On June 30, 2020 Governor Ron DeSantis signed “The Occupational Freedom and Opportunity Act” (HB 1193) which eliminates barriers of entry to certain professions licensed by the Florida Department of Business and Professional Regulation (DPBR) by adding endorsement and reciprocity provisions, removing supplemental business licenses and corresponding license fees, reducing licensure education requirements, and eliminating other licensure and registration requirements.

Office of the Secretary
The Secretary and head of the Department of Business and Professional Regulation is appointed by the Florida Governor and confirmed by the Florida Senate. There is no set term limit; the Secretary serves at the pleasure of the Governor. The Secretary is responsible for planning, directing, coordinating, and executing the powers, duties and functions vested in the Department, its divisions, bureaus and other subunits.

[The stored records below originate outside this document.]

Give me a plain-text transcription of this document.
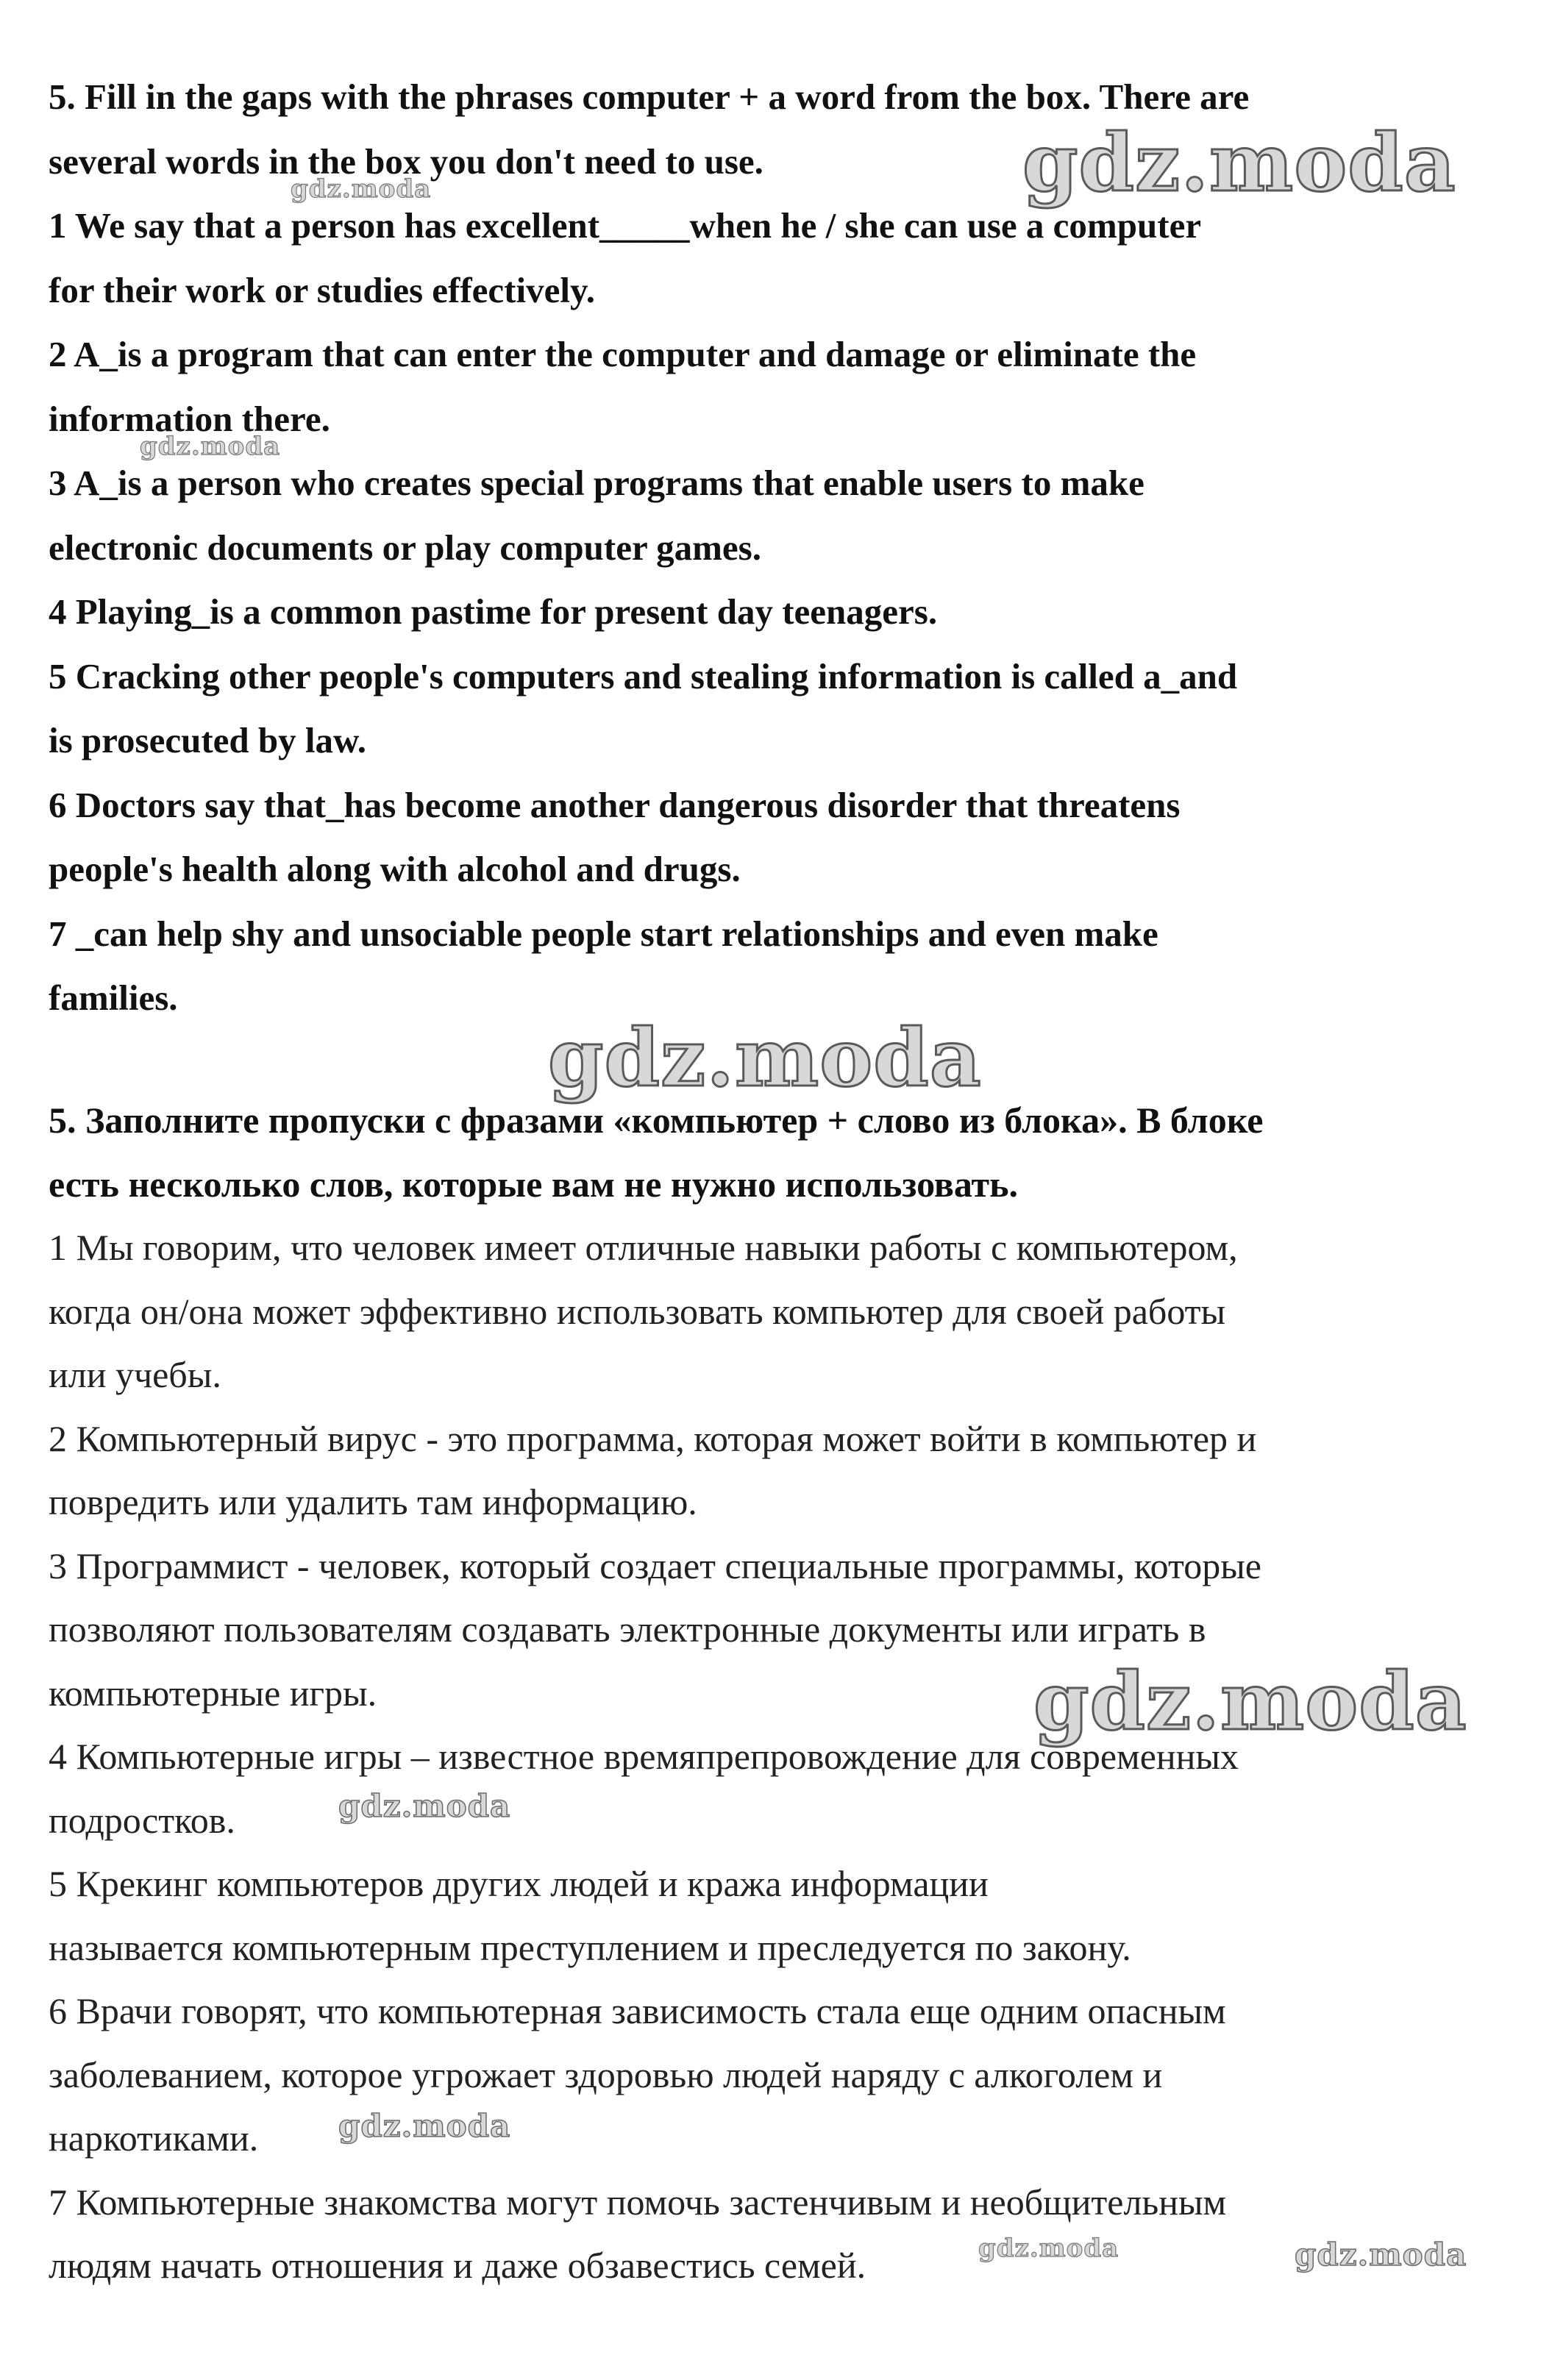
5. Fill in the gaps with the phrases computer + a word from the box. There are
several words in the box you don't need to use.
1 We say that a person has excellent_____when he / she can use a computer
for their work or studies effectively.
2 A_is a program that can enter the computer and damage or eliminate the
information there.
3 A_is a person who creates special programs that enable users to make
electronic documents or play computer games.
4 Playing_is a common pastime for present day teenagers.
5 Cracking other people's computers and stealing information is called a_and
is prosecuted by law.
6 Doctors say that_has become another dangerous disorder that threatens
people's health along with alcohol and drugs.
7 _can help shy and unsociable people start relationships and even make
families.
5. Заполните пропуски с фразами «компьютер + слово из блока». В блоке
есть несколько слов, которые вам не нужно использовать.
1 Мы говорим, что человек имеет отличные навыки работы с компьютером,
когда он/она может эффективно использовать компьютер для своей работы
или учебы.
2 Компьютерный вирус - это программа, которая может войти в компьютер и
повредить или удалить там информацию.
3 Программист - человек, который создает специальные программы, которые
позволяют пользователям создавать электронные документы или играть в
компьютерные игры.
4 Компьютерные игры – известное времяпрепровождение для современных
подростков.
5 Крекинг компьютеров других людей и кража информации
называется компьютерным преступлением и преследуется по закону.
6 Врачи говорят, что компьютерная зависимость стала еще одним опасным
заболеванием, которое угрожает здоровью людей наряду с алкоголем и
наркотиками.
7 Компьютерные знакомства могут помочь застенчивым и необщительным
людям начать отношения и даже обзавестись семей.
gdz.moda
gdz.moda
gdz.moda
gdz.moda
gdz.moda
gdz.moda
gdz.moda
gdz.moda	gdz.moda
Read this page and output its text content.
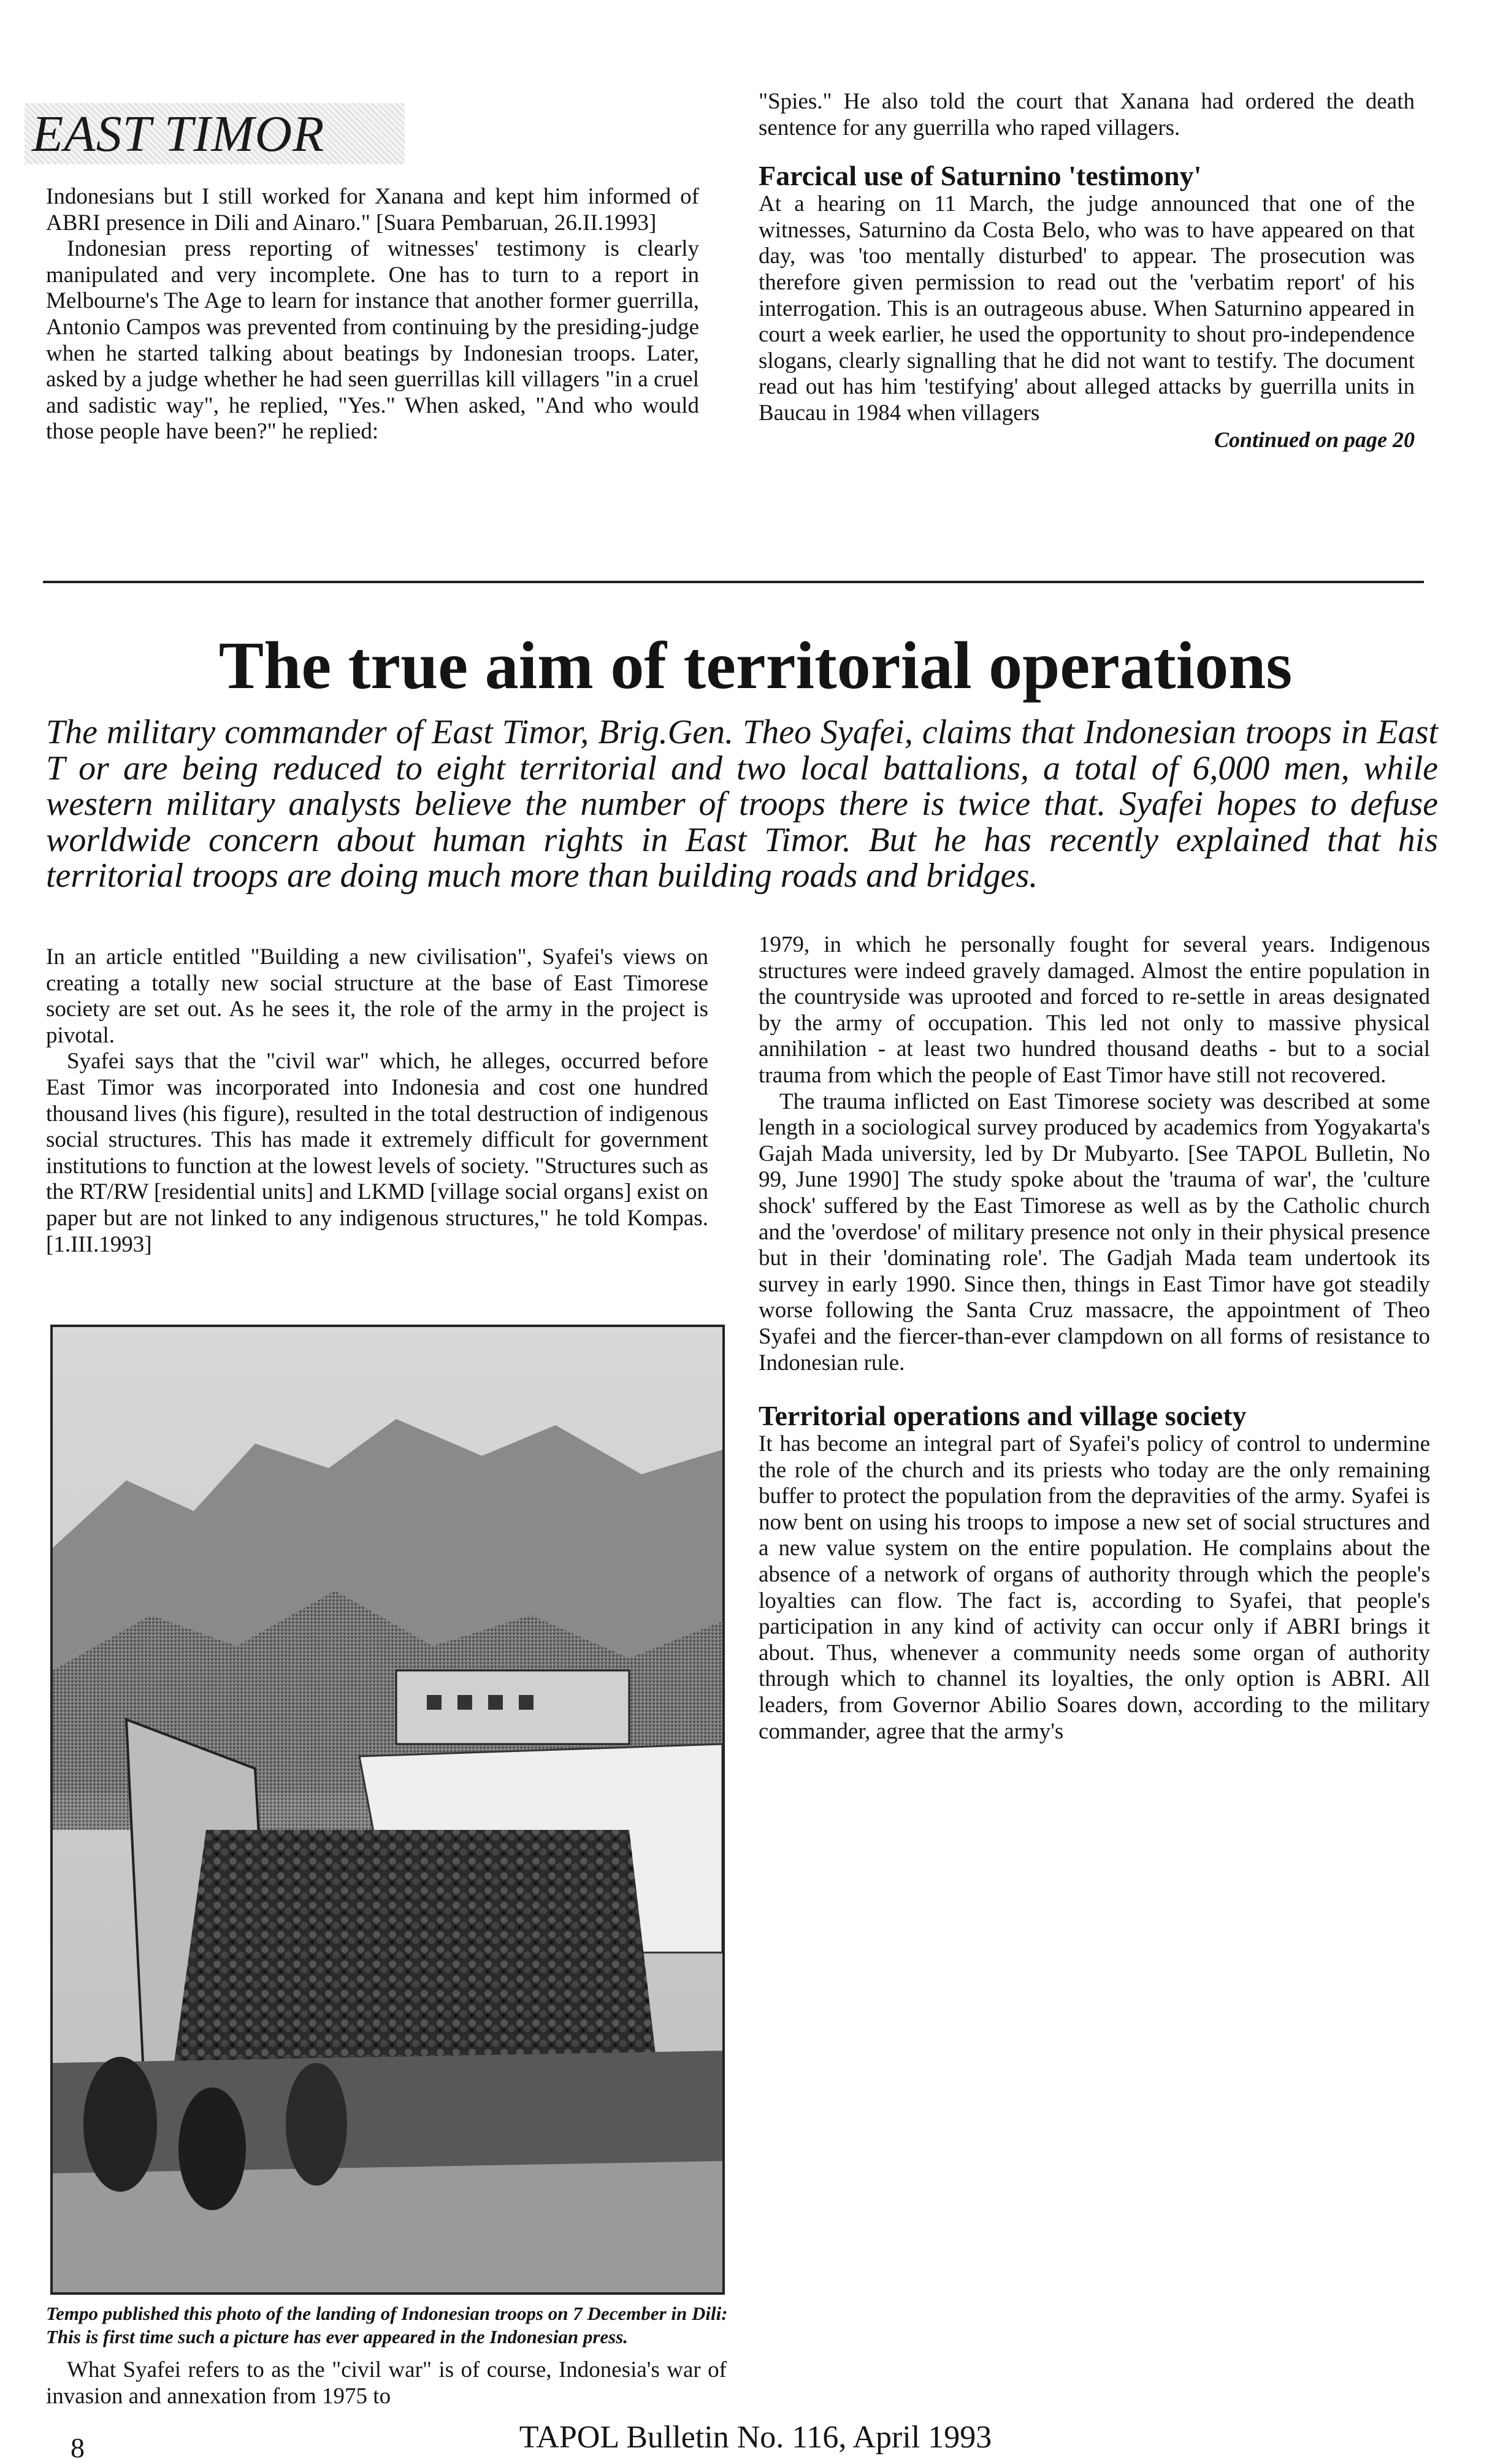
EAST TIMOR

Indonesians but I still worked for Xanana and kept him informed of ABRI presence in Dili and Ainaro." [Suara Pembaruan, 26.II.1993]

Indonesian press reporting of witnesses' testimony is clearly manipulated and very incomplete. One has to turn to a report in Melbourne's The Age to learn for instance that another former guerrilla, Antonio Campos was prevented from continuing by the presiding-judge when he started talking about beatings by Indonesian troops. Later, asked by a judge whether he had seen guerrillas kill villagers "in a cruel and sadistic way", he replied, "Yes." When asked, "And who would those people have been?" he replied:

"Spies." He also told the court that Xanana had ordered the death sentence for any guerrilla who raped villagers.

Farcical use of Saturnino 'testimony'

At a hearing on 11 March, the judge announced that one of the witnesses, Saturnino da Costa Belo, who was to have appeared on that day, was 'too mentally disturbed' to appear. The prosecution was therefore given permission to read out the 'verbatim report' of his interrogation. This is an outrageous abuse. When Saturnino appeared in court a week earlier, he used the opportunity to shout pro-independence slogans, clearly signalling that he did not want to testify. The document read out has him 'testifying' about alleged attacks by guerrilla units in Baucau in 1984 when villagers

Continued on page 20

The true aim of territorial operations

The military commander of East Timor, Brig.Gen. Theo Syafei, claims that Indonesian troops in East T or are being reduced to eight territorial and two local battalions, a total of 6,000 men, while western military analysts believe the number of troops there is twice that. Syafei hopes to defuse worldwide concern about human rights in East Timor. But he has recently explained that his territorial troops are doing much more than building roads and bridges.

In an article entitled "Building a new civilisation", Syafei's views on creating a totally new social structure at the base of East Timorese society are set out. As he sees it, the role of the army in the project is pivotal.

Syafei says that the "civil war" which, he alleges, occurred before East Timor was incorporated into Indonesia and cost one hundred thousand lives (his figure), resulted in the total destruction of indigenous social structures. This has made it extremely difficult for government institutions to function at the lowest levels of society. "Structures such as the RT/RW [residential units] and LKMD [village social organs] exist on paper but are not linked to any indigenous structures," he told Kompas. [1.III.1993]

Tempo published this photo of the landing of Indonesian troops on 7 December in Dili: This is first time such a picture has ever appeared in the Indonesian press.

What Syafei refers to as the "civil war" is of course, Indonesia's war of invasion and annexation from 1975 to

1979, in which he personally fought for several years. Indigenous structures were indeed gravely damaged. Almost the entire population in the countryside was uprooted and forced to re-settle in areas designated by the army of occupation. This led not only to massive physical annihilation - at least two hundred thousand deaths - but to a social trauma from which the people of East Timor have still not recovered.

The trauma inflicted on East Timorese society was described at some length in a sociological survey produced by academics from Yogyakarta's Gajah Mada university, led by Dr Mubyarto. [See TAPOL Bulletin, No 99, June 1990] The study spoke about the 'trauma of war', the 'culture shock' suffered by the East Timorese as well as by the Catholic church and the 'overdose' of military presence not only in their physical presence but in their 'dominating role'. The Gadjah Mada team undertook its survey in early 1990. Since then, things in East Timor have got steadily worse following the Santa Cruz massacre, the appointment of Theo Syafei and the fiercer-than-ever clampdown on all forms of resistance to Indonesian rule.

Territorial operations and village society

It has become an integral part of Syafei's policy of control to undermine the role of the church and its priests who today are the only remaining buffer to protect the population from the depravities of the army. Syafei is now bent on using his troops to impose a new set of social structures and a new value system on the entire population. He complains about the absence of a network of organs of authority through which the people's loyalties can flow. The fact is, according to Syafei, that people's participation in any kind of activity can occur only if ABRI brings it about. Thus, whenever a community needs some organ of authority through which to channel its loyalties, the only option is ABRI. All leaders, from Governor Abilio Soares down, according to the military commander, agree that the army's

8	TAPOL Bulletin No. 116, April 1993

The current Secretary is Melanie S. Griffin. Secretary Griffin has held the position since January 1, 2022, and was confirmed by the Florida Senate on March 9, 2022.

Organization
DBPR Organizational Chart.
Division of Professions
Division of Regulation
Bureau of Education and Testing
Architecture and Interior Design
Asbestos Contractors and Consultants
Athlete Agents
Auctioneers
Barbers
Boxing, Kick Boxing and Mixed Martial Arts
Building Code Administrators and Inspectors
Certified Public Accounting
Child Labor
Community Association Managers and Firms
Construction Industry
Cosmetology
Drugs, Devices and Cosmetics
Electrical Contractors
Engineers
Employee Leasing Companies
Farm Labor
Florida Building Codes and Standards
Geologists
Harbor Pilots
Home Inspectors
Labor Organizations
Landscape Architecture
Mold-Related Services
Real Estate
Talent Agencies
Veterinary Medicine

Business Regulation
Alcoholic Beverages and Tobacco
Condominiums and Cooperatives
Hotels and Restaurants
Mobile Homes
Timeshares
Yacht and Ships

Recent Department Improvements
Division of Hotels and Restaurants: 2017 Food Code

Effective November 1, 2019, the Division of Hotels and Restaurants adopted the 2017 Food and Drug Administration (FDA) Food Code, which establishes practical, science-based guidance and enforceable provisions for reducing risk factors known to cause or contribute to foodborne illness. There are some major changes food service operators licensed by the Division should carefully review to ensure they are in compliance. Industry bulletins linked below summarize these changes, also provided is the 2017 FDA Food Code.

2017 Food Code Resources

 Industry Bulletin – Adoption of 2017 Food Code, click here
 Industry Bulletin – Adoption of 2017 Food Code – Special Processes, click here
 2017 FDA Food Code, click here

Risk Based Inspection Frequency 

In order to accommodate the different risks posed by the different processes that occur within a food service establishment, the division has enacted a risk-based inspection frequency program that bases the frequency of inspections for each establishment on the risk the establishment poses.

All public food service establishments regulated by the division are required to have between 1-4 unannounced inspections each year. The number of inspections is based on risk factors and includes the type of food utilized, food preparation methods, and inspection and compliance history. Each of these items have proven to have a direct connection to the occurrence of foodborne illnesses.

The following table shows the risk-based categorization of food service establishments utilized by the division. Additional inspections may be conducted in response to a complaint and/or to ensure compliance. In addition, the division re-evaluates the risk-based category for establishments as needed.

Self-print Licenses for Food & Lodging

The Division of Hotels & Restaurants is transitioning to paperless licenses. Licensees now have the ability to self-print their license(s) electronically through their DBPR online account. Self-print licenses are in PDF format and are emailed as an attachment to the email address associated with the DBPR online account. This process significantly reduces the time and expense it would otherwise take to distribute licenses by mail.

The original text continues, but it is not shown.